E por alguma razão, tenho a impressão de que o mundo era mais frio naquela época. Não consigo explicar. A temperatura real não mudou tanto, eu sei disso. Mas existe uma sensação — talvez mais emocional que física — de que o ar era mais gelado, o vento mais cortante, as manhãs mais cinzas. Como se o tempo, além de passar, também tivesse textura.
Às vezes, me bate uma vontade de explorar aquele mundo. Não exatamente revivê-lo, mas estar lá como um observador, vagando por entre aqueles cenários com olhos de agora. Como se fosse possível entrar numa memória alheia e passear por ela como por uma cidade antiga, onde as ruas carregam o nome de histórias que não vivi. E mesmo assim, sentir um certo pertencimento.

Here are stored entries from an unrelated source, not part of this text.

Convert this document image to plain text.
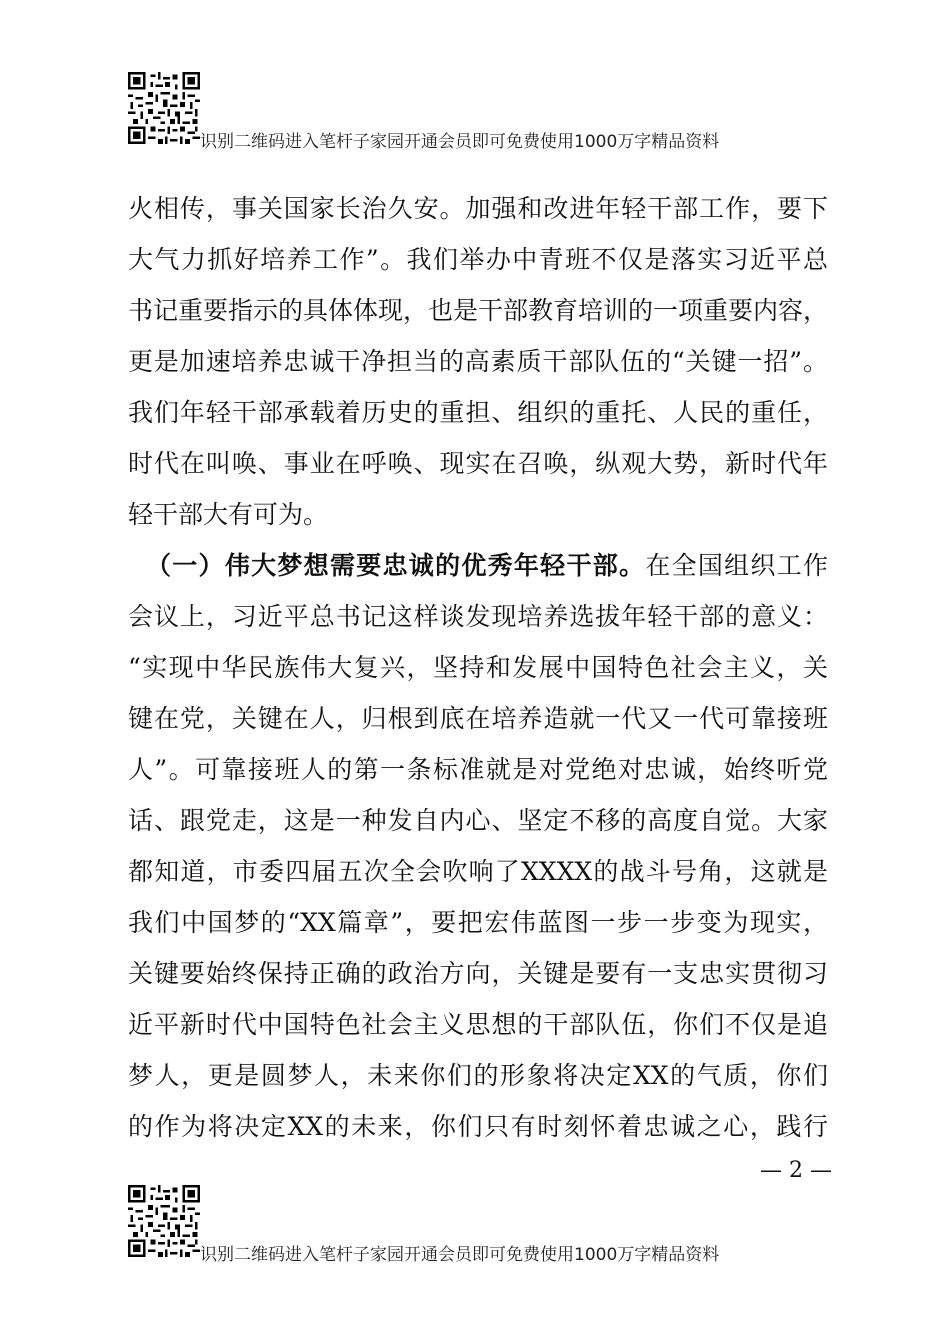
识别二维码进入笔杆子家园开通会员即可免费使用1000万字精品资料
火相传，事关国家长治久安。加强和改进年轻干部工作，要下
大气力抓好培养工作”。我们举办中青班不仅是落实习近平总
书记重要指示的具体体现，也是干部教育培训的一项重要内容，
更是加速培养忠诚干净担当的高素质干部队伍的“关键一招”。
我们年轻干部承载着历史的重担、组织的重托、人民的重任，
时代在叫唤、事业在呼唤、现实在召唤，纵观大势，新时代年
轻干部大有可为。
（一）伟大梦想需要忠诚的优秀年轻干部。在全国组织工作
会议上，习近平总书记这样谈发现培养选拔年轻干部的意义：
“实现中华民族伟大复兴，坚持和发展中国特色社会主义，关
键在党，关键在人，归根到底在培养造就一代又一代可靠接班
人”。可靠接班人的第一条标准就是对党绝对忠诚，始终听党
话、跟党走，这是一种发自内心、坚定不移的高度自觉。大家
都知道，市委四届五次全会吹响了XXXX的战斗号角，这就是
我们中国梦的“XX篇章”，要把宏伟蓝图一步一步变为现实，
关键要始终保持正确的政治方向，关键是要有一支忠实贯彻习
近平新时代中国特色社会主义思想的干部队伍，你们不仅是追
梦人，更是圆梦人，未来你们的形象将决定XX的气质，你们
的作为将决定XX的未来，你们只有时刻怀着忠诚之心，践行
— 2 —
识别二维码进入笔杆子家园开通会员即可免费使用1000万字精品资料
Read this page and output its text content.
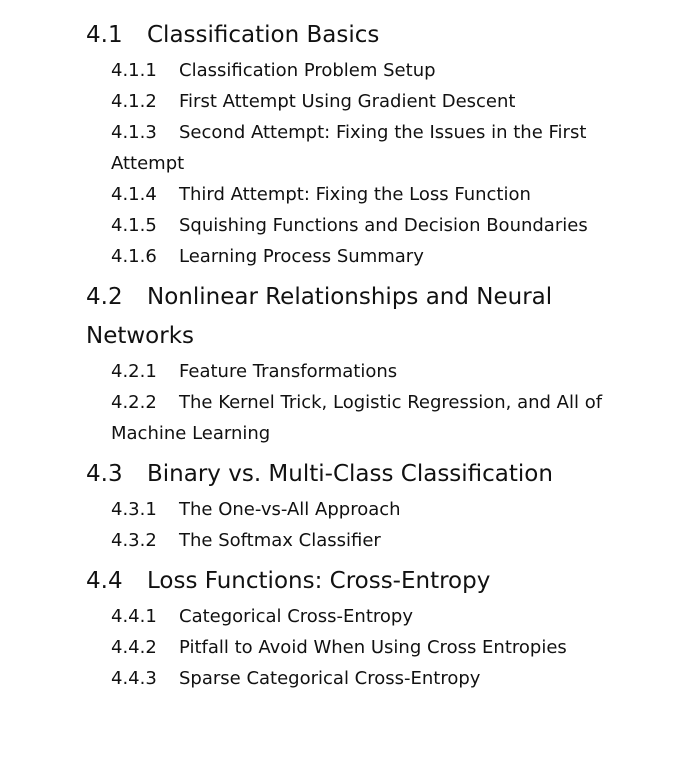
4.1 Classification Basics
4.1.1 Classification Problem Setup
4.1.2 First Attempt Using Gradient Descent
4.1.3 Second Attempt: Fixing the Issues in the First Attempt
4.1.4 Third Attempt: Fixing the Loss Function
4.1.5 Squishing Functions and Decision Boundaries
4.1.6 Learning Process Summary
4.2 Nonlinear Relationships and Neural Networks
4.2.1 Feature Transformations
4.2.2 The Kernel Trick, Logistic Regression, and All of Machine Learning
4.3 Binary vs. Multi-Class Classification
4.3.1 The One-vs-All Approach
4.3.2 The Softmax Classifier
4.4 Loss Functions: Cross-Entropy
4.4.1 Categorical Cross-Entropy
4.4.2 Pitfall to Avoid When Using Cross Entropies
4.4.3 Sparse Categorical Cross-Entropy
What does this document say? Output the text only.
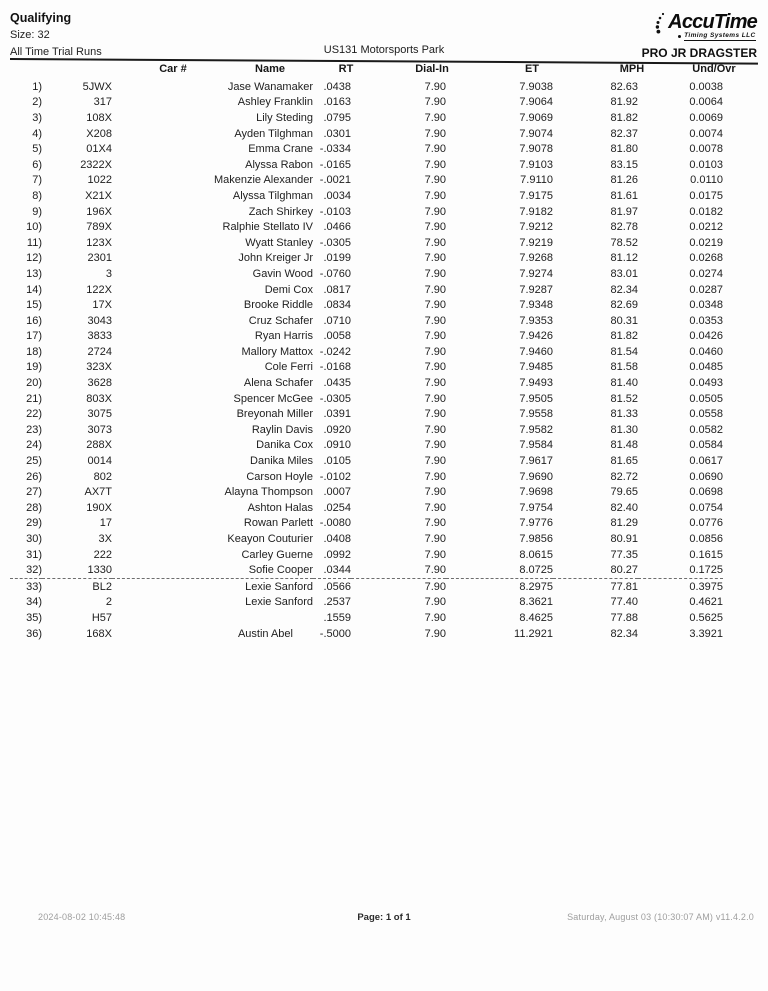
Qualifying
Size: 32
All Time Trial Runs	US131 Motorsports Park
AccuTime
Timing Systems LLC
PRO JR DRAGSTER
Car #	Name	RT	Dial-In	ET	MPH	Und/Ovr
1)	5JWX	Jase Wanamaker	.0438	7.90	7.9038	82.63	0.0038
2)	317	Ashley Franklin	.0163	7.90	7.9064	81.92	0.0064
3)	108X	Lily Steding	.0795	7.90	7.9069	81.82	0.0069
4)	X208	Ayden Tilghman	.0301	7.90	7.9074	82.37	0.0074
5)	01X4	Emma Crane	-.0334	7.90	7.9078	81.80	0.0078
6)	2322X	Alyssa Rabon	-.0165	7.90	7.9103	83.15	0.0103
7)	1022	Makenzie Alexander	-.0021	7.90	7.9110	81.26	0.0110
8)	X21X	Alyssa Tilghman	.0034	7.90	7.9175	81.61	0.0175
9)	196X	Zach Shirkey	-.0103	7.90	7.9182	81.97	0.0182
10)	789X	Ralphie Stellato IV	.0466	7.90	7.9212	82.78	0.0212
11)	123X	Wyatt Stanley	-.0305	7.90	7.9219	78.52	0.0219
12)	2301	John Kreiger Jr	.0199	7.90	7.9268	81.12	0.0268
13)	3	Gavin Wood	-.0760	7.90	7.9274	83.01	0.0274
14)	122X	Demi Cox	.0817	7.90	7.9287	82.34	0.0287
15)	17X	Brooke Riddle	.0834	7.90	7.9348	82.69	0.0348
16)	3043	Cruz Schafer	.0710	7.90	7.9353	80.31	0.0353
17)	3833	Ryan Harris	.0058	7.90	7.9426	81.82	0.0426
18)	2724	Mallory Mattox	-.0242	7.90	7.9460	81.54	0.0460
19)	323X	Cole Ferri	-.0168	7.90	7.9485	81.58	0.0485
20)	3628	Alena Schafer	.0435	7.90	7.9493	81.40	0.0493
21)	803X	Spencer McGee	-.0305	7.90	7.9505	81.52	0.0505
22)	3075	Breyonah Miller	.0391	7.90	7.9558	81.33	0.0558
23)	3073	Raylin Davis	.0920	7.90	7.9582	81.30	0.0582
24)	288X	Danika Cox	.0910	7.90	7.9584	81.48	0.0584
25)	0014	Danika Miles	.0105	7.90	7.9617	81.65	0.0617
26)	802	Carson Hoyle	-.0102	7.90	7.9690	82.72	0.0690
27)	AX7T	Alayna Thompson	.0007	7.90	7.9698	79.65	0.0698
28)	190X	Ashton Halas	.0254	7.90	7.9754	82.40	0.0754
29)	17	Rowan Parlett	-.0080	7.90	7.9776	81.29	0.0776
30)	3X	Keayon Couturier	.0408	7.90	7.9856	80.91	0.0856
31)	222	Carley Guerne	.0992	7.90	8.0615	77.35	0.1615
32)	1330	Sofie Cooper	.0344	7.90	8.0725	80.27	0.1725
33)	BL2	Lexie Sanford	.0566	7.90	8.2975	77.81	0.3975
34)	2	Lexie Sanford	.2537	7.90	8.3621	77.40	0.4621
35)	H57		.1559	7.90	8.4625	77.88	0.5625
36)	168X	Austin Abel	-.5000	7.90	11.2921	82.34	3.3921
2024-08-02 10:45:48	Page: 1 of 1	Saturday, August 03 (10:30:07 AM) v11.4.2.0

Esse sentimento aparece também quando escuto histórias de familiares sobre momentos engraçados que vivi e não me lembro. Rimos juntos, mas eu não estava lá — pelo menos não de forma consciente. Ou quando falam de pessoas que já se foram, gente da família que nunca conheci, mas que de algum modo me deixaram um legado invisível, costurado em lembranças dos outros. Elas não existem mais neste mundo, mas vivem, mesmo que só na memória de poucas pessoas.
Apesar de tudo isso, mantenho firme um discernimento que julgo essencial: sei que aquele tempo não me pertence. Sei que o passado, por mais fascinante que seja, é um lugar que não pode ser habitado. Não sou daquela época, nem daquelas versões das pessoas, nem daquele clima, nem daquela casa. E saber disso, aceitar isso, é uma forma de respeito — tanto pelo passado quanto pelo presente.
Ficar preso à saudade é esquecer que o agora também está acontecendo. Que há pessoas ao meu redor hoje, vivendo suas próprias versões de eternidade. Que há histórias nascendo, sentimentos se construindo, mudanças acontecendo diante dos meus olhos. O presente não pode ser negligenciado em nome daquilo que já foi.